A year spent in artificial intelligence is enough to make one believe in God.
As it is, it's a tossup whether I prefer speaking with a machine or a customer service rep in India. Won't take much for a machine to surpass most of them in English speech recognition. (Alright, to be fair, there are some indians I've gotten on the phone who have been at LEAST as good as the typical US based rep. But that's a minority.) Anything to advance the technology.
Eye use peach recon ingition proton now. Sea how wood it works? Eye love his sea check ignition pro gram. don't ewe tank hugh should met won?
All misspellings and grammatical errors in the above post are intentional and part of my artistic expression.

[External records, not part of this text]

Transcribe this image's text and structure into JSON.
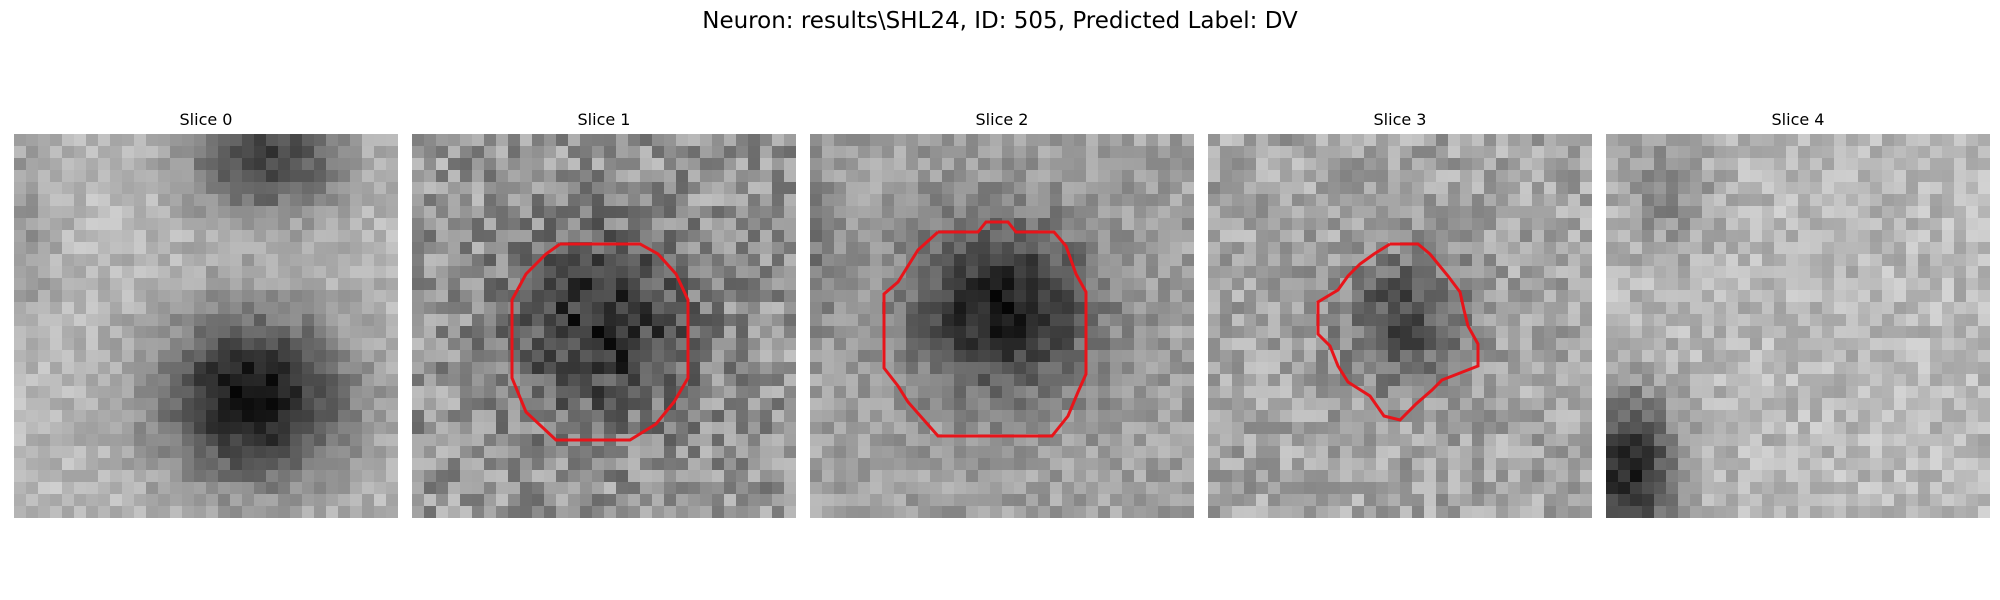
{
  "figure": {
    "title": "Neuron: results\\SHL24, ID: 505, Predicted Label: DV"
  },
  "panels": [
    {
      "title": "Slice 0",
      "has_contour": false
    },
    {
      "title": "Slice 1",
      "has_contour": true
    },
    {
      "title": "Slice 2",
      "has_contour": true
    },
    {
      "title": "Slice 3",
      "has_contour": true
    },
    {
      "title": "Slice 4",
      "has_contour": false
    }
  ],
  "colors": {
    "contour": "#e8141a",
    "background": "#ffffff"
  }
}
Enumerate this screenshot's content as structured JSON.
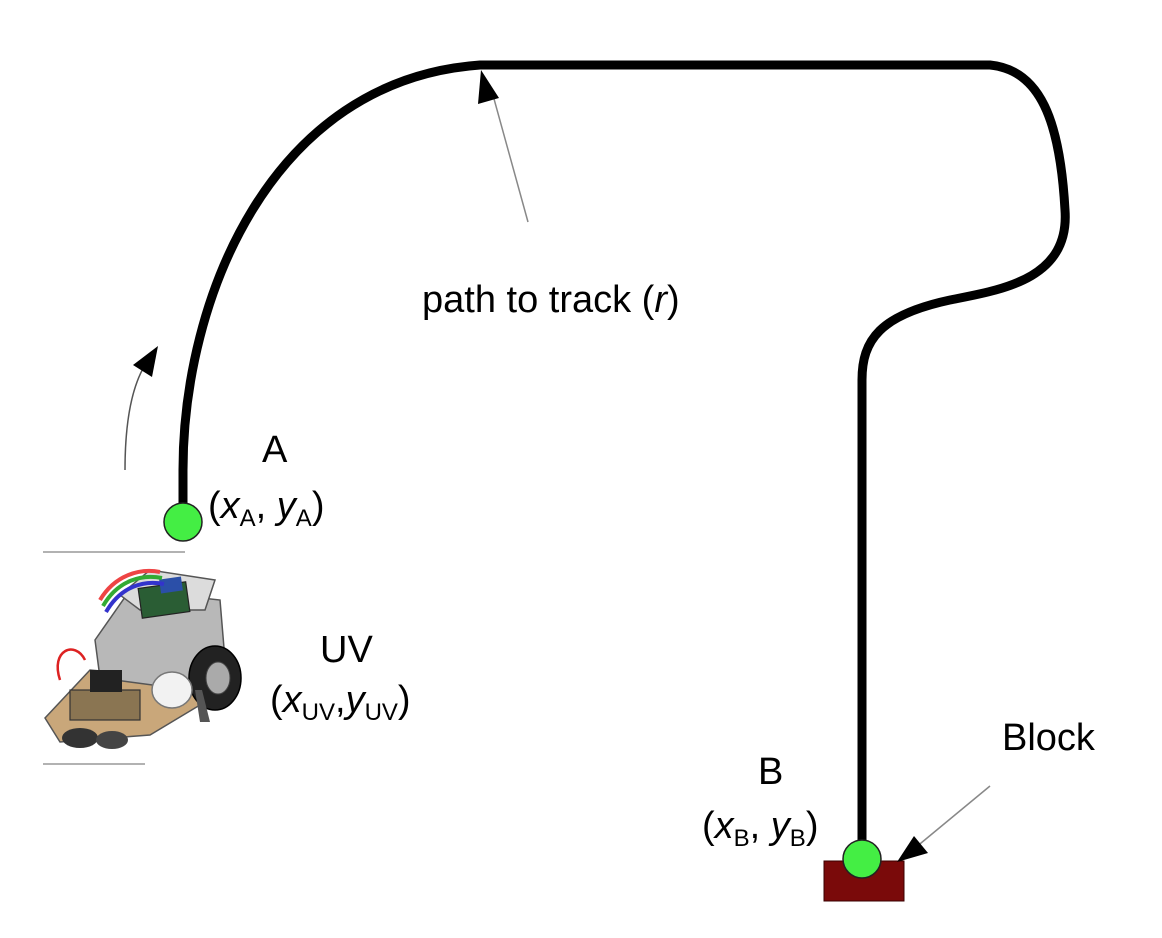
{
  "labels": {
    "path": {
      "prefix": "path to track (",
      "var": "r",
      "suffix": ")"
    },
    "point_a": {
      "name": "A",
      "x": "x",
      "x_sub": "A",
      "y": "y",
      "y_sub": "A"
    },
    "point_b": {
      "name": "B",
      "x": "x",
      "x_sub": "B",
      "y": "y",
      "y_sub": "B"
    },
    "uv": {
      "name": "UV",
      "x": "x",
      "x_sub": "UV",
      "y": "y",
      "y_sub": "UV"
    },
    "block": "Block"
  },
  "colors": {
    "path": "#000000",
    "waypoint": "#44ee44",
    "block": "#7a0a0a",
    "pointer": "#888888"
  },
  "icons": {
    "robot": "robot-vehicle-icon"
  }
}
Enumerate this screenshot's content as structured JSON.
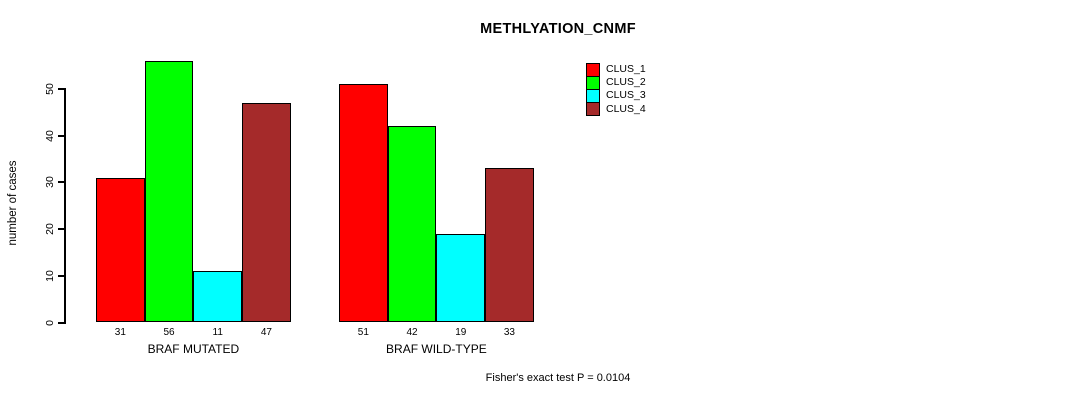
{
  "chart_data": {
    "type": "bar",
    "title": "METHLYATION_CNMF",
    "xlabel": "",
    "ylabel": "number of cases",
    "categories": [
      "BRAF MUTATED",
      "BRAF WILD-TYPE"
    ],
    "series": [
      {
        "name": "CLUS_1",
        "color": "#FF0000",
        "values": [
          31,
          51
        ]
      },
      {
        "name": "CLUS_2",
        "color": "#00FF00",
        "values": [
          56,
          42
        ]
      },
      {
        "name": "CLUS_3",
        "color": "#00FFFF",
        "values": [
          11,
          19
        ]
      },
      {
        "name": "CLUS_4",
        "color": "#A52A2A",
        "values": [
          47,
          33
        ]
      }
    ],
    "yticks": [
      0,
      10,
      20,
      30,
      40,
      50
    ],
    "ylim": [
      0,
      56
    ],
    "grid": false,
    "legend_position": "top-right",
    "show_bar_values": true,
    "annotation": "Fisher's exact test P = 0.0104"
  }
}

I am an assistant prof at a major research institution and $1,000,000 is not as much as you would imagine. Firstly most universities take ~ 50% of grants immediately as overhead. You're down to 500K. Second this is spread out over 4 - 5 years, now you're down to about 125 K a year. Third, if we have grants we profs are required to pay our own summer salaries. On average this could be 25K, so you're down to 100 k/ year. In sciece and engineering we are expected to pay our grad-students if we have grants. Yearly salary with additional overhead (in the US, Canada is a bit less) comes to almost 50K/year A post-doctoral researcher would be hard to find for less than 50K/year with overhead. So really it supports a grad student and a post-doc and maybe some equipment for four years. Compared to the resources of industry it sometimes seems kind of puny. But the freedom is worth it. Just some info, OBQT
This should be about algorithms, not architecture. Anything they can do in silicon can and should be implemented and perfected in PC software first. I don't care if it takes PC 10 minutes to recognize 10 second sentence as long as it does it accurately. As soon as that happens, then by all means cut its power consumption and speed it up x1000 by doing it in silicone. If all they are doing is speeding up existing, relatively low accuracy algorithms, then their effort is of limited use.
Too be honest, I doubt that putting a few clever algorithms together will ever achieve any respectable accuracy no matter how fast those algorithms are. Sure, it might accurately recognize words from limited vocabulary when spoken clearly and/or in simple sentences. If this is their goal, then it is quite achievable. It sounds to me though that they are aiming much higher as in "dictating a detailed email". I think that so many things have to happen from effective noise filtering to proper phonetic model representation to parsing to content-based correction. Latter step is especially problematic since it requires a huge knowledge database which takes humans years to accumulate. I am not saying that these difficulties are insurmountable, but simply that their goals are too ambitious for the current state of our technology and knowledge. I'd love to be proven wrong on that account though.
"You mortals are so obtuse." -Q
Why are they talking about querying online databases for 911 calls as the national security app? It's obvious the national security app is to translate every single phone call to text and store them (indexed) in a classified database. I've attempted to believe the US wouldn't do this because it's illegal, but I can't manage to suspend disbelief. The only way to avoid this is if phone calls are encrypted and the US doesn't have the keys.